Un stock d'épargne important faiblement rémunéré
Selon la Banque de France, les livrets ordinaires détenus par les ménages totalisaient 231 milliards d'euros en mai 2026 et affichaient une rémunération moyenne de 0,75 % brut. Cette moyenne recule par rapport à l'année précédente, où elle s'établissait à 0,83 %. Il s'agit de produits non réglementés, dont le taux est fixé librement par chaque établissement, à la différence du Livret A ou du LDDS.
Pourquoi tant d'argent reste-t-il sur ces livrets ?
- L'habitude : beaucoup de comptes ont été ouverts il y a des années et sont restés actifs sans réexamen régulier.
- La perception d'équivalence : une partie des épargnants estime que tous les livrets se valent, ce qui n'est pas exact en termes de taux.

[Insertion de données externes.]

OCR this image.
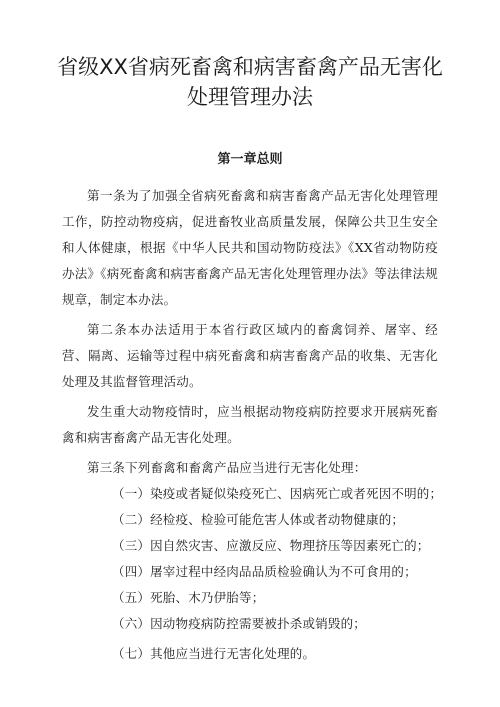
省级XX省病死畜禽和病害畜禽产品无害化
处理管理办法
第一章总则

第一条为了加强全省病死畜禽和病害畜禽产品无害化处理管理工作，防控动物疫病，促进畜牧业高质量发展，保障公共卫生安全和人体健康，根据《中华人民共和国动物防疫法》《XX省动物防疫办法》《病死畜禽和病害畜禽产品无害化处理管理办法》等法律法规规章，制定本办法。

第二条本办法适用于本省行政区域内的畜禽饲养、屠宰、经营、隔离、运输等过程中病死畜禽和病害畜禽产品的收集、无害化处理及其监督管理活动。

发生重大动物疫情时，应当根据动物疫病防控要求开展病死畜禽和病害畜禽产品无害化处理。

第三条下列畜禽和畜禽产品应当进行无害化处理：

（一）染疫或者疑似染疫死亡、因病死亡或者死因不明的；

（二）经检疫、检验可能危害人体或者动物健康的；

（三）因自然灾害、应激反应、物理挤压等因素死亡的；

（四）屠宰过程中经肉品品质检验确认为不可食用的；

（五）死胎、木乃伊胎等；

（六）因动物疫病防控需要被扑杀或销毁的；

（七）其他应当进行无害化处理的。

- La préférence pour la liquidité : ces livrets permettent un retrait à tout moment, critère prioritaire pour des fonds de précaution.
- La fin d'une promotion : des taux boostés temporaires peuvent expirer sans que le titulaire ne s'en aperçoive.
Ce que change le taux : simulations sur 12 mois
Pour mesurer l'impact concret, la publication propose des simulations théoriques sur douze mois pleins, sans retrait, avec application du prélèvement forfaitaire unique (PFU) de 31,4 % en vigueur depuis le 1er janvier 2026. Elles partent d'hypothèses simples : capital maintenu toute la période, hors effets de date de valeur ou autres particularités bancaires.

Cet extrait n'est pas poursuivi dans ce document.